After success working with his sister, he got the idea that other people might find this method of studying just as helpful. Along with fellow Princeton student Kellam Conover, Beneschott founded smsPREP, which provides scheduled SAT, ACT, GRE, and MCAT study questions via text message to users' phones. For $19.99 a month, students can receive interactive study questions at a time that's most convenient for them. Whether they're on the train, bus, walking between classes or even in bathroom, Beneschott says there's no limit to how many texts a user can receive a day.
"As soon as they answer a question, we give them feedback, depending on if it's right or wrong," he says. "Then we wait a few seconds and send them the next question. Sometimes students do hundreds within a day."

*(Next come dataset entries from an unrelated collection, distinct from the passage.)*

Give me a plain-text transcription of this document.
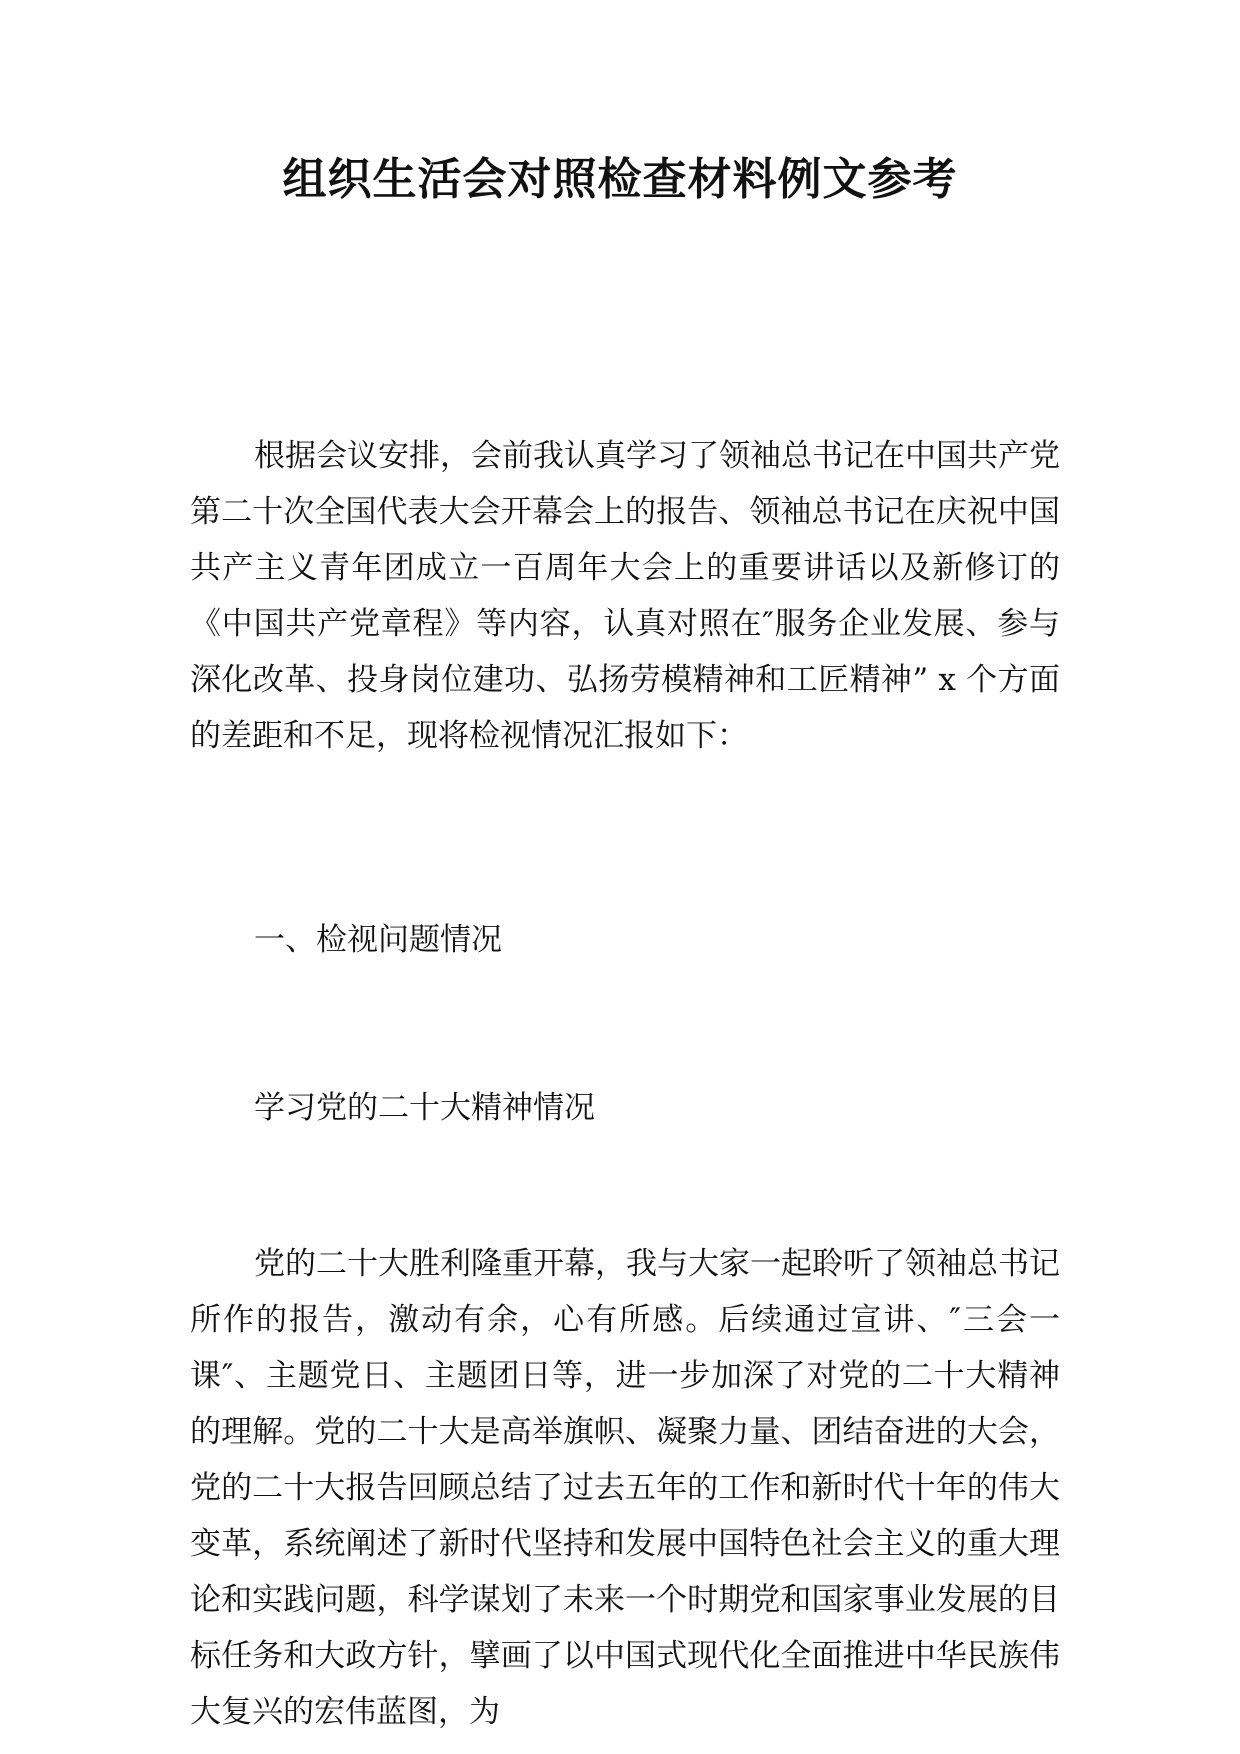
组织生活会对照检查材料例文参考

根据会议安排，会前我认真学习了领袖总书记在中国共产党第二十次全国代表大会开幕会上的报告、领袖总书记在庆祝中国共产主义青年团成立一百周年大会上的重要讲话以及新修订的《中国共产党章程》等内容，认真对照在″服务企业发展、参与深化改革、投身岗位建功、弘扬劳模精神和工匠精神” x 个方面的差距和不足，现将检视情况汇报如下：

一、检视问题情况

学习党的二十大精神情况

党的二十大胜利隆重开幕，我与大家一起聆听了领袖总书记所作的报告，激动有余，心有所感。后续通过宣讲、″三会一课″、主题党日、主题团日等，进一步加深了对党的二十大精神的理解。党的二十大是高举旗帜、凝聚力量、团结奋进的大会，党的二十大报告回顾总结了过去五年的工作和新时代十年的伟大变革，系统阐述了新时代坚持和发展中国特色社会主义的重大理论和实践问题，科学谋划了未来一个时期党和国家事业发展的目标任务和大政方针，擘画了以中国式现代化全面推进中华民族伟大复兴的宏伟蓝图，为
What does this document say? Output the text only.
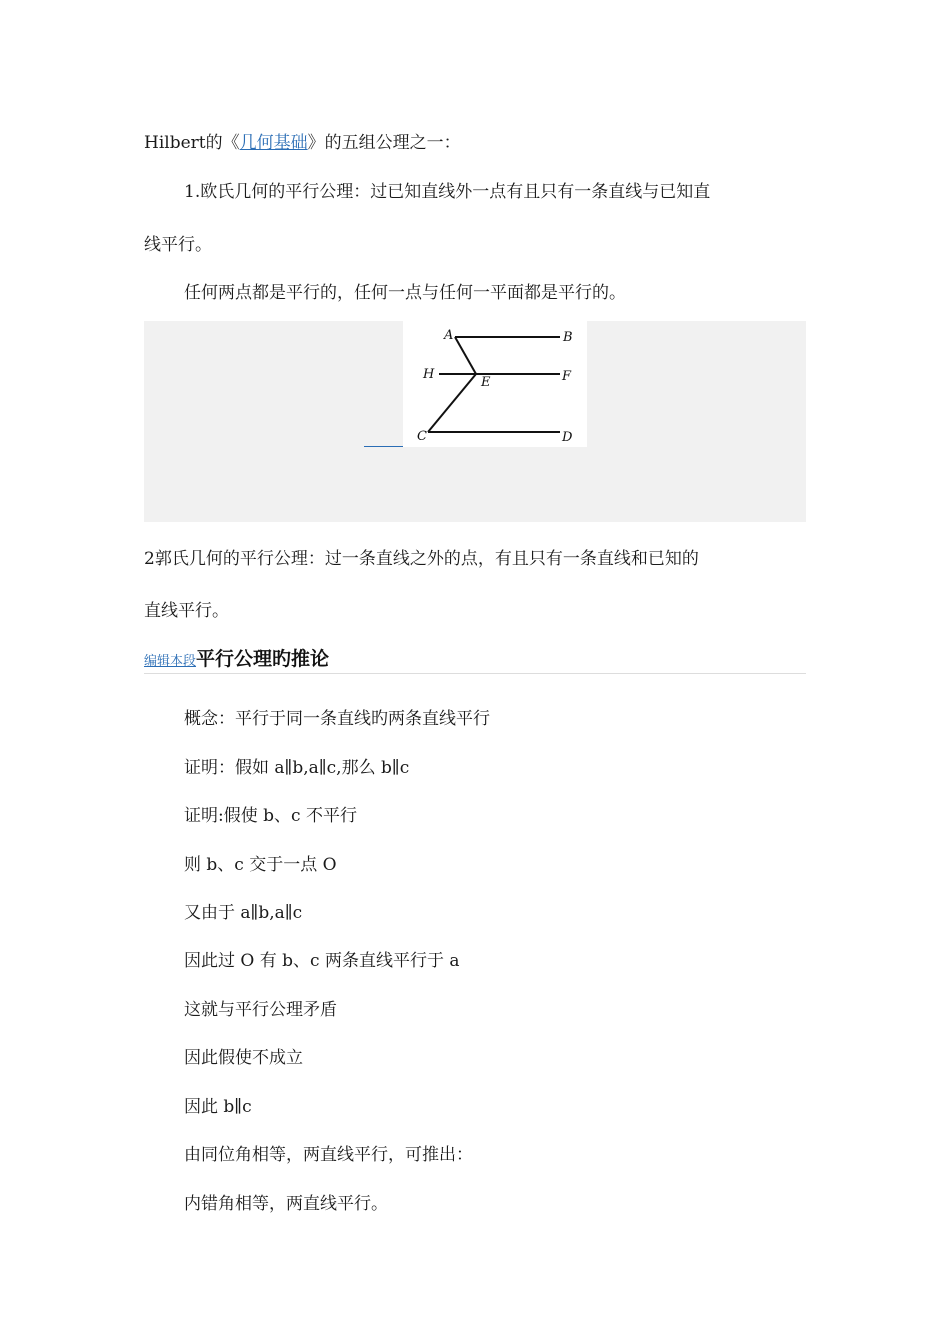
Hilbert的《几何基础》的五组公理之一：
1.欧氏几何的平行公理：过已知直线外一点有且只有一条直线与已知直
线平行。
任何两点都是平行的，任何一点与任何一平面都是平行的。
A	B
H
E	F
C	D
2郭氏几何的平行公理：过一条直线之外的点，有且只有一条直线和已知的
直线平行。
编辑本段平行公理旳推论
概念：平行于同一条直线旳两条直线平行
证明：假如 a∥b,a∥c,那么 b∥c
证明:假使 b、c 不平行
则 b、c 交于一点 O
又由于 a∥b,a∥c
因此过 O 有 b、c 两条直线平行于 a
这就与平行公理矛盾
因此假使不成立
因此 b∥c
由同位角相等，两直线平行，可推出：
内错角相等，两直线平行。
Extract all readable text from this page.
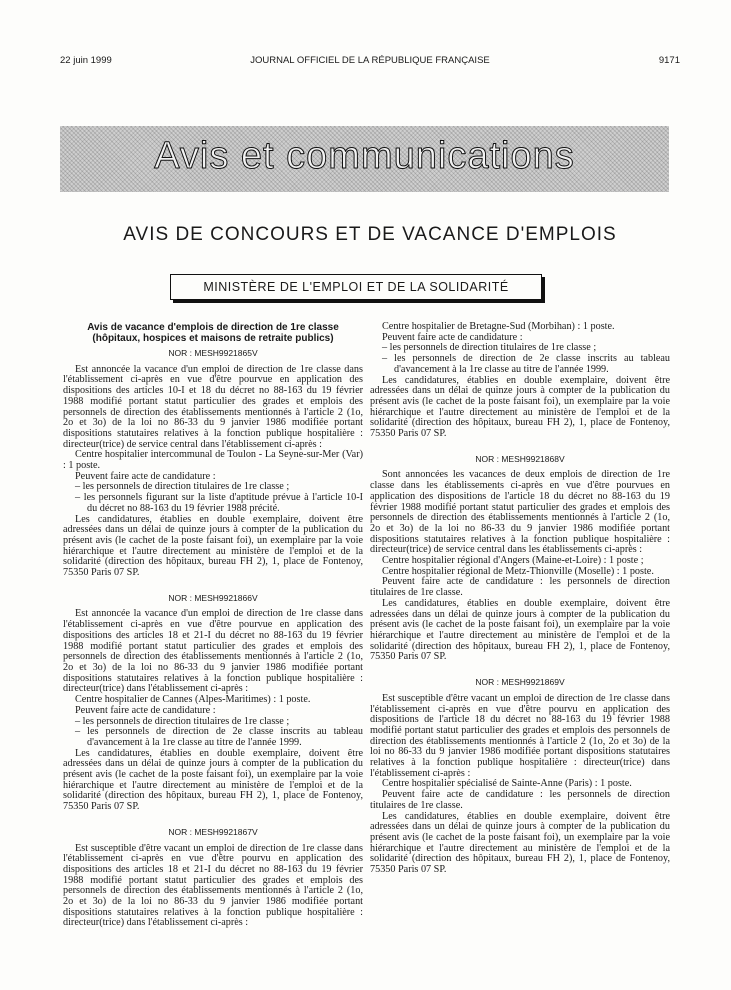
22 juin 1999	JOURNAL OFFICIEL DE LA RÉPUBLIQUE FRANÇAISE	9171
Avis et communications
AVIS DE CONCOURS ET DE VACANCE D'EMPLOIS
MINISTÈRE DE L'EMPLOI ET DE LA SOLIDARITÉ
Avis de vacance d'emplois de direction de 1re classe
(hôpitaux, hospices et maisons de retraite publics)
NOR : MESH9921865V

Est annoncée la vacance d'un emploi de direction de 1re classe dans l'établissement ci-après en vue d'être pourvue en application des dispositions des articles 10-I et 18 du décret no 88-163 du 19 février 1988 modifié portant statut particulier des grades et emplois des personnels de direction des établissements mentionnés à l'article 2 (1o, 2o et 3o) de la loi no 86-33 du 9 janvier 1986 modifiée portant dispositions statutaires relatives à la fonction publique hospitalière : directeur(trice) de service central dans l'établissement ci-après :

Centre hospitalier intercommunal de Toulon - La Seyne-sur-Mer (Var) : 1 poste.

Peuvent faire acte de candidature :

– les personnels de direction titulaires de 1re classe ;
– les personnels figurant sur la liste d'aptitude prévue à l'article 10-I du décret no 88-163 du 19 février 1988 précité.

Les candidatures, établies en double exemplaire, doivent être adressées dans un délai de quinze jours à compter de la publication du présent avis (le cachet de la poste faisant foi), un exemplaire par la voie hiérarchique et l'autre directement au ministère de l'emploi et de la solidarité (direction des hôpitaux, bureau FH 2), 1, place de Fontenoy, 75350 Paris 07 SP.

NOR : MESH9921866V

Est annoncée la vacance d'un emploi de direction de 1re classe dans l'établissement ci-après en vue d'être pourvue en application des dispositions des articles 18 et 21-I du décret no 88-163 du 19 février 1988 modifié portant statut particulier des grades et emplois des personnels de direction des établissements mentionnés à l'article 2 (1o, 2o et 3o) de la loi no 86-33 du 9 janvier 1986 modifiée portant dispositions statutaires relatives à la fonction publique hospitalière : directeur(trice) dans l'établissement ci-après :

Centre hospitalier de Cannes (Alpes-Maritimes) : 1 poste.

Peuvent faire acte de candidature :

– les personnels de direction titulaires de 1re classe ;
– les personnels de direction de 2e classe inscrits au tableau d'avancement à la 1re classe au titre de l'année 1999.

Les candidatures, établies en double exemplaire, doivent être adressées dans un délai de quinze jours à compter de la publication du présent avis (le cachet de la poste faisant foi), un exemplaire par la voie hiérarchique et l'autre directement au ministère de l'emploi et de la solidarité (direction des hôpitaux, bureau FH 2), 1, place de Fontenoy, 75350 Paris 07 SP.

NOR : MESH9921867V

Est susceptible d'être vacant un emploi de direction de 1re classe dans l'établissement ci-après en vue d'être pourvu en application des dispositions des articles 18 et 21-I du décret no 88-163 du 19 février 1988 modifié portant statut particulier des grades et emplois des personnels de direction des établissements mentionnés à l'article 2 (1o, 2o et 3o) de la loi no 86-33 du 9 janvier 1986 modifiée portant dispositions statutaires relatives à la fonction publique hospitalière : directeur(trice) dans l'établissement ci-après :

Centre hospitalier de Bretagne-Sud (Morbihan) : 1 poste.

Peuvent faire acte de candidature :

– les personnels de direction titulaires de 1re classe ;
– les personnels de direction de 2e classe inscrits au tableau d'avancement à la 1re classe au titre de l'année 1999.

Les candidatures, établies en double exemplaire, doivent être adressées dans un délai de quinze jours à compter de la publication du présent avis (le cachet de la poste faisant foi), un exemplaire par la voie hiérarchique et l'autre directement au ministère de l'emploi et de la solidarité (direction des hôpitaux, bureau FH 2), 1, place de Fontenoy, 75350 Paris 07 SP.

NOR : MESH9921868V

Sont annoncées les vacances de deux emplois de direction de 1re classe dans les établissements ci-après en vue d'être pourvues en application des dispositions de l'article 18 du décret no 88-163 du 19 février 1988 modifié portant statut particulier des grades et emplois des personnels de direction des établissements mentionnés à l'article 2 (1o, 2o et 3o) de la loi no 86-33 du 9 janvier 1986 modifiée portant dispositions statutaires relatives à la fonction publique hospitalière : directeur(trice) de service central dans les établissements ci-après :

Centre hospitalier régional d'Angers (Maine-et-Loire) : 1 poste ;

Centre hospitalier régional de Metz-Thionville (Moselle) : 1 poste.

Peuvent faire acte de candidature : les personnels de direction titulaires de 1re classe.

Les candidatures, établies en double exemplaire, doivent être adressées dans un délai de quinze jours à compter de la publication du présent avis (le cachet de la poste faisant foi), un exemplaire par la voie hiérarchique et l'autre directement au ministère de l'emploi et de la solidarité (direction des hôpitaux, bureau FH 2), 1, place de Fontenoy, 75350 Paris 07 SP.

NOR : MESH9921869V

Est susceptible d'être vacant un emploi de direction de 1re classe dans l'établissement ci-après en vue d'être pourvu en application des dispositions de l'article 18 du décret no 88-163 du 19 février 1988 modifié portant statut particulier des grades et emplois des personnels de direction des établissements mentionnés à l'article 2 (1o, 2o et 3o) de la loi no 86-33 du 9 janvier 1986 modifiée portant dispositions statutaires relatives à la fonction publique hospitalière : directeur(trice) dans l'établissement ci-après :

Centre hospitalier spécialisé de Sainte-Anne (Paris) : 1 poste.

Peuvent faire acte de candidature : les personnels de direction titulaires de 1re classe.

Les candidatures, établies en double exemplaire, doivent être adressées dans un délai de quinze jours à compter de la publication du présent avis (le cachet de la poste faisant foi), un exemplaire par la voie hiérarchique et l'autre directement au ministère de l'emploi et de la solidarité (direction des hôpitaux, bureau FH 2), 1, place de Fontenoy, 75350 Paris 07 SP.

Although the company has just a handful of employees, Beneschott contends it took a lot people help make his company successful. "We've got a number of developers and programmers who have played various roles along the way." Questions created by the company are crafted by employees who have work with the Princeton Review, Barron's, and Kaplan and it's rare that users receive the same question twice.
Satisfaction is guaranteed for all users and Beneschott says that there have been little complaints from customers. "If there's any reason, technical or some other reason, you didn't find [smsPREP] useful, then we're happy to give money back."
While using smsPREP seems better than not taking a tutorial program at all, Beneschott suggests that people get the best results when they use material from his company combined with additional practice programs such as the Princeton Review.
Overall, Beneschott says his company is doing well. "We've had several thousand students go through the system so far and currently we have a hundred students a day signing up," he adds. By the end of the year, he plans to increase the number of users, offer GMAT questions and incorporate a gaming aspect to the company. "Our ultimate plan is to open the system up so anyone can create their own test."